Correlación de Pearson (paramétrico)

Hipótesis:

H0: No hay correlación entre las variables. H1: Hay correlación entre las variables.

# Generar datos
set.seed(123)
x <- rnorm(100)
y <- 2*x + rnorm(100)



# Correlación de Pearson
cor.test(x, y, method = "pearson")
## 
##  Pearson's product-moment correlation
## 
## data:  x and y
## t = 18.222, df = 98, p-value < 2.2e-16
## alternative hypothesis: true correlation is not equal to 0
## 95 percent confidence interval:
##  0.8246011 0.9168722
## sample estimates:
##       cor 
## 0.8786993

Chi-cuadrado (no paramétrico)

Hipótesis:

H0: Las variables son independientes. H1: Las variables no son independientes.

# Generar datos
set.seed(123)
data <- matrix(c(20, 30, 30, 20), nrow = 2)

# Prueba chi-cuadrado
chisq.test(data)
## 
##  Pearson's Chi-squared test with Yates' continuity correction
## 
## data:  data
## X-squared = 3.24, df = 1, p-value = 0.07186

Regresión lineal (paramétrico)

Hipótesis:

H0: La pendiente es cero (no hay relación lineal). H1: La pendiente no es cero (hay relación lineal).

# Generar datos
set.seed(123)
x <- rnorm(100)
y <- 2*x + rnorm(100)

# Regresión lineal
model <- lm(y ~ x)
summary(model)
## 
## Call:
## lm(formula = y ~ x)
## 
## Residuals:
##     Min      1Q  Median      3Q     Max 
## -1.9073 -0.6835 -0.0875  0.5806  3.2904 
## 
## Coefficients:
##             Estimate Std. Error t value Pr(>|t|)    
## (Intercept) -0.10280    0.09755  -1.054    0.295    
## x            1.94753    0.10688  18.222   <2e-16 ***
## ---
## Signif. codes:  0 '***' 0.001 '**' 0.01 '*' 0.05 '.' 0.1 ' ' 1
## 
## Residual standard error: 0.9707 on 98 degrees of freedom
## Multiple R-squared:  0.7721, Adjusted R-squared:  0.7698 
## F-statistic:   332 on 1 and 98 DF,  p-value: < 2.2e-16

Pruebas no paramétricas

No presentan una distribución normal de los datos.

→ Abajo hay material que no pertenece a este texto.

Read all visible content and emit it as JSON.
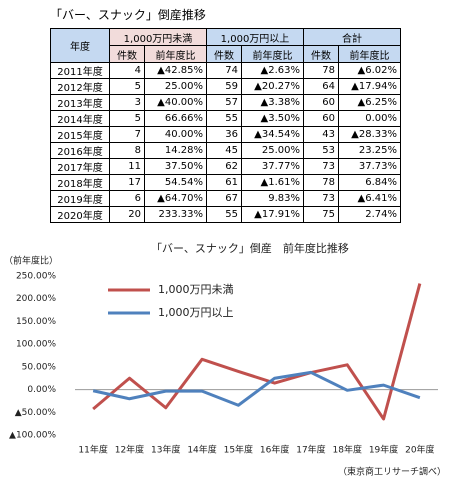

Wilcoxon Rank-Sum Test (Mann-Whitney)

Hipótesis:

H0: Las distribuciones medianas de dos grupos son iguales. H1: Las distribuciones de dos grupos son diferentes.

# Generar datos
set.seed(123)
group1 <- rnorm(50, mean = 5)
group2 <- rnorm(50, mean = 6)

# Prueba de Wilcoxon (Mann-Whitney)
wilcox.test(group1, group2)
## 
##  Wilcoxon rank sum test with continuity correction
## 
## data:  group1 and group2
## W = 491, p-value = 1.705e-07
## alternative hypothesis: true location shift is not equal to 0

Kruskal-Wallis Test

Hipótesis:

H0: Las distribuciones de todos los grupos son iguales. H1: Al menos una distribución de grupo es diferente.

# Generar datos
set.seed(123)
group1 <- rnorm(50, mean = 5)
group2 <- rnorm(50, mean = 6)
group3 <- rnorm(50, mean = 7)
data <- data.frame(
  value = c(group1, group2, group3),
  group = factor(rep(1:3, each = 50))
)

# Prueba de Kruskal-Wallis
kruskal.test(value ~ group, data = data)
## 
##  Kruskal-Wallis rank sum test
## 
## data:  value by group
## Kruskal-Wallis chi-squared = 54.673, df = 2, p-value = 1.343e-12

Correlación de Spearman

Hipótesis:

H0: No hay correlación entre las variables. H1: Hay correlación entre las variables.

# Generar datos
set.seed(123)
x <- rnorm(100)
y <- 2*x + rnorm(100)

# Correlación de Spearman
cor.test(x, y, method = "spearman")
## 
##  Spearman's rank correlation rho
## 
## data:  x and y
## S = 24136, p-value < 2.2e-16
## alternative hypothesis: true rho is not equal to 0
## sample estimates:
##       rho 
## 0.8551695

Test de Fisher

Hipótesis:

H0: Las variables son independientes. H1: Las variables no son independientes.

# Generar datos
set.seed(123)
data <- matrix(c(1, 2, 3, 4), nrow = 2)

# Prueba de Fisher
fisher.test(data)
## 
##  Fisher's Exact Test for Count Data
## 
## data:  data
## p-value = 1
## alternative hypothesis: true odds ratio is not equal to 1
## 95 percent confidence interval:
##   0.008512238 20.296715040
## sample estimates:
## odds ratio 
##   0.693793

Homegeneidad de los datos

leveneTest(value ~ group, data = data)

La salida de la prueba de Levene te dirá si las varianzas entre los grupos son iguales. Si el valor p es mayor que 0.05, no se rechaza la hipótesis nula de homogeneidad de varianzas.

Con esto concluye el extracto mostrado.